Filed Under: Big Government

Trans Fat Crusaders Receive A Hefty Helping Of Dissent

In an unprecedented act of legislative hubris and consumer condescension, New York City’s Board of Health and Mental Hygiene banned trans fat from the city’s restaurants last Wednesday. Big-government types across the country have flocked to the nearest microphone in hopes of inspiring copycats (for examples, see here, here, here, here, and here). But fortunately, opinion leaders have fired back, burning up newspaper op-ed and editorial pages with equal parts common-sense and outrage. Here are some highlights:
The Wall Street Journal notes that while “many of these products [containing trans fat] aren’t particularly healthy … neither are many products people enjoy that contain sugar and caffeine, substances that New York hasn’t outlawed. At least not yet.

Reason‘s Nick Gillespie lambasts the ban in the Chicago Tribune for “reduc[ing] all of us to the status of children, incapable of making informed choices. Is it quaint to suggest that there’s something wrong with that in a country founded on the idea of the individual’s rights to life, liberty and the pursuit of happiness?

The Wisconsin State Journal combats the inappropriate comparison between smoking and trans fat consumption with this terse — yet effective — one liner: “There’s no such thing as second-hand fatness.

The Fox News Channel‘s Steve Milloy notes that studies serving as the scientific justification for the ban come from a duo of researchers — Harvard’s Alberto Ascherio and Walter Willett — with a reputation for using statistically meager results to whip up food hysteria: “New Yorkers could … see restaurants banned from serving potatoes, peas, peanuts, beans, lentils, orange juice and grapefruit juice.
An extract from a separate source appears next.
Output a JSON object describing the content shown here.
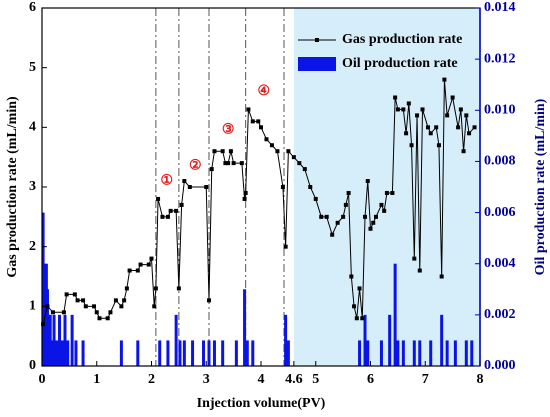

Ascherio [and] Willett reported an increase in the risk of heart disease among consumers of these foods in the Annals of Internal Medicine (June 2001).

The ultimate irony of NYC’s trans fat ban is that it probably won’t make New Yorkers much healthier. This month, a survey of 600 doctors found that less than half (47 percent) think the ban will have a “significant impact on the health of those who eat there.” More than half (53 percent) said they would oppose a federal trans fat prohibition, and 49 percent agreed that the “US government does not have the right to implement such a law.”